– О, я выше этого, – простонал он.
– Ничего подобного! Вы никогда не были выше. А я была, – сказала она странным голосом, – и знаю, как здесь на это смотрят.
Он молчал, страдая от невыразимой муки. Потом нашарил в темноте звонок, с помощью которого передавали распоряжения кучеру, и вспомнил, что Мэй, когда хотела остановиться, нажимала кнопку дважды. Он сделал то же самое, и брогам остановился у бордюра.
– Почему мы остановились? Мы же еще не доехали до бабушки! – воскликнула мадам Оленская.

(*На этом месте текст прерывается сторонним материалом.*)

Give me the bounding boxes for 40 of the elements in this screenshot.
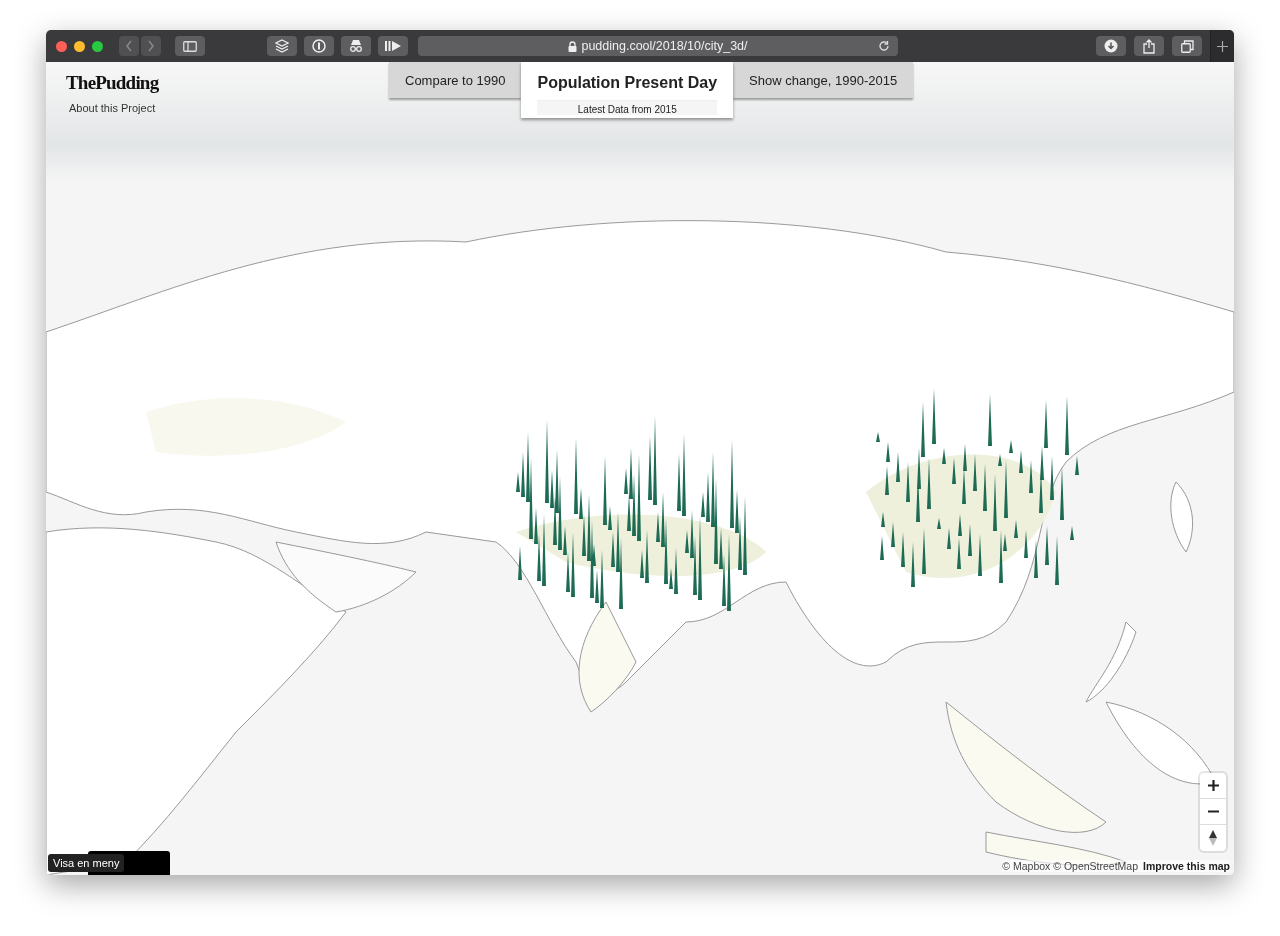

– Да, но я выйду здесь, – пробормотал он, открывая дверцу и спрыгивая на тротуар. В свете уличного фонаря он увидел ее встревоженное лицо и инстинктивное движение, которое она сделала, чтобы удержать его. Он закрыл дверцу и на миг прильнул к окну.
– Вы правы, мне не следовало сегодня приезжать, – сказал он тихо, чтобы не услышал кучер. Она подалась вперед, похоже, собиралась что-то сказать, но он уже крикнул кучеру ехать дальше, и карета покатила вперед, оставив его стоять на углу. Снег прекратился, но поднялся порывистый ветер, хлеставший в лицо. Вдруг ощутив что-то холодное и твердое на веках, он понял, что плачет и слезы замерзают у него на ресницах.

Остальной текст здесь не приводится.